As someone who has faced their own Section 44 challenge, I believe we should consider it a permanent part of our political landscape – for good or ill.
It was a sunny Sydney Saturday reunion of old radio cronies at the fabled 178-year-old Lord Nelson Hotel at The Rocks.
As I walked in the door, my old 2GB mates started a raucous chant of “Aussie, Aussie, Aussie. Oi, oi, oi!”
The reason? They had just heard on the News that George Brandis and Penny Wong had decided I didn’t need to go to the High Court to prove I wasn’t a Yank – a specious claim made by One Nation because I held an American social security card, having paid social security taxes while working for Fairfax in New York in the 1960s and 70s.
I was so relieved, I offered to shout the bar and put down a $100 bill. An American greenback. Joke, Joyce. Under Section 44, things had, by this time, become a bit of a political joke. Pollies under suspicion were falling like skittles. The first of a raft of by-elections were already on the way.

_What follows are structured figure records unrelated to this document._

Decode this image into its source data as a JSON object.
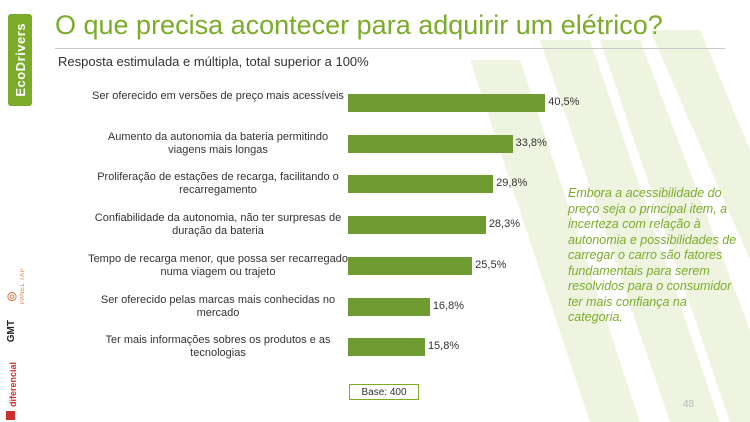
{
  "title": "O que precisa acontecer para adquirir um elétrico?",
  "subtitle": "Resposta estimulada e múltipla, total superior a 100%",
  "sidebar": {
    "logo_text": "EcoDrivers",
    "brand1_text": "PANEL TAP",
    "brand2_text": "GMT",
    "brand3_text": "diferencial"
  },
  "chart_data": {
    "type": "bar",
    "orientation": "horizontal",
    "categories": [
      "Ser oferecido em versões de preço mais acessíveis",
      "Aumento da autonomia da bateria permitindo viagens mais longas",
      "Proliferação de estações de recarga, facilitando o recarregamento",
      "Confiabilidade da autonomia, não ter surpresas de duração da bateria",
      "Tempo de recarga menor, que possa ser recarregado numa viagem ou trajeto",
      "Ser oferecido pelas marcas mais conhecidas no mercado",
      "Ter mais informações sobres os produtos e as tecnologias"
    ],
    "values": [
      40.5,
      33.8,
      29.8,
      28.3,
      25.5,
      16.8,
      15.8
    ],
    "value_labels": [
      "40,5%",
      "33,8%",
      "29,8%",
      "28,3%",
      "25,5%",
      "16,8%",
      "15,8%"
    ],
    "xlim": [
      0,
      100
    ],
    "bar_color": "#6e9b32",
    "grid": false,
    "base_label": "Base: 400"
  },
  "note": "Embora a acessibilidade do preço seja o principal item, a incerteza com relação à autonomia e possibilidades de carregar o carro são fatores fundamentais para serem resolvidos para o consumidor ter mais confiança na categoria.",
  "page_number": "48",
  "colors": {
    "accent": "#7aac2a",
    "bar": "#6e9b32",
    "stripes": "#eef4e0"
  }
}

Remember that, way before that, I had become the original target of dual citizenship allegations – along with the Greens Scott Ludlam. We both had held New Zealand citizenship.

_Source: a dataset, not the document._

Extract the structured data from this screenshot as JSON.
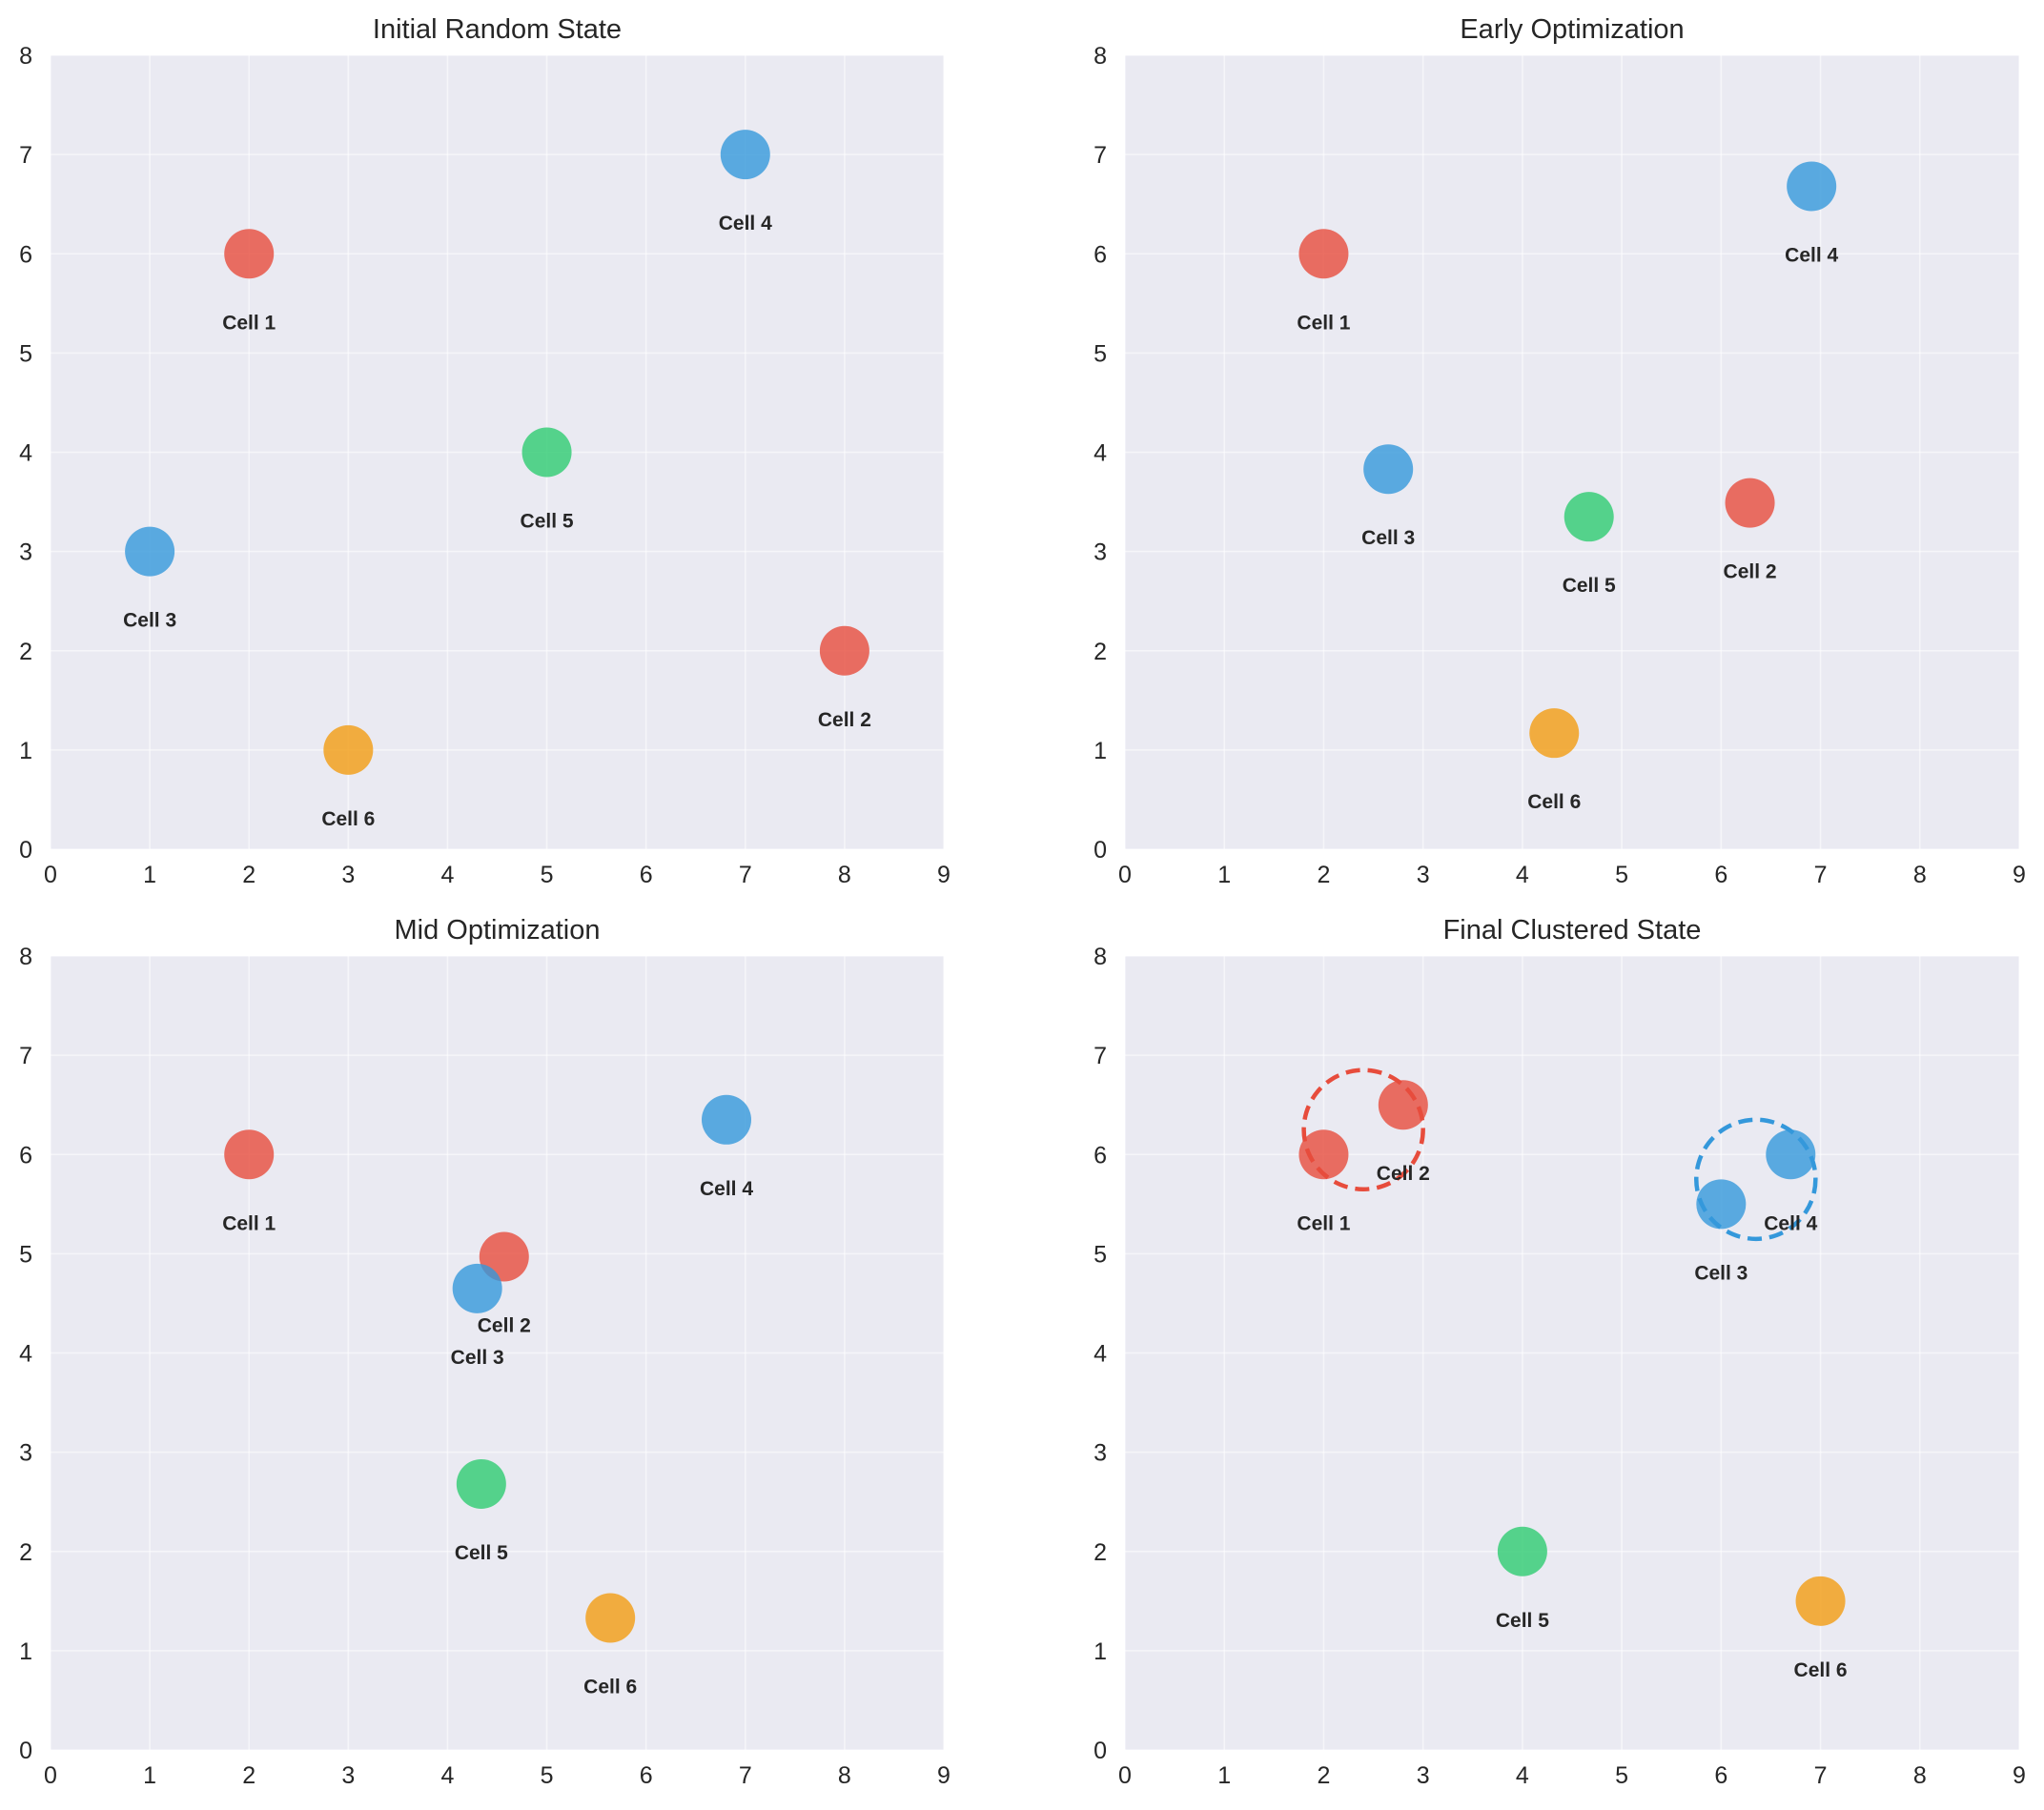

Perth lawyer, and Constitution buff, John Cameron, who also was born across the ditch, targeted me, I guess, because he thought a journo wouldn’t have paid attention such a detail. He tossed in Ludlam because, both living in WA, he’d read that he was Kiwi-born too. And he’d voted for him.
Cameron said: “I expected the ‘Human Headline’ may not have done it and Mr Ludlam would have done it but it was the other way around.”
What happened next has been well-documented. Ludlam announced his shock resignation 48 hours later and was quickly followed by fellow Green Larissa Waters in Queensland.
Despite the Libs and Nats adopting a “move on, nothing to see here” stance and Bill Shorten’s boast of Labor’s “rolled gold, 24-carat” screening process, the dominoes started to fall on all sides, including the cross-bench.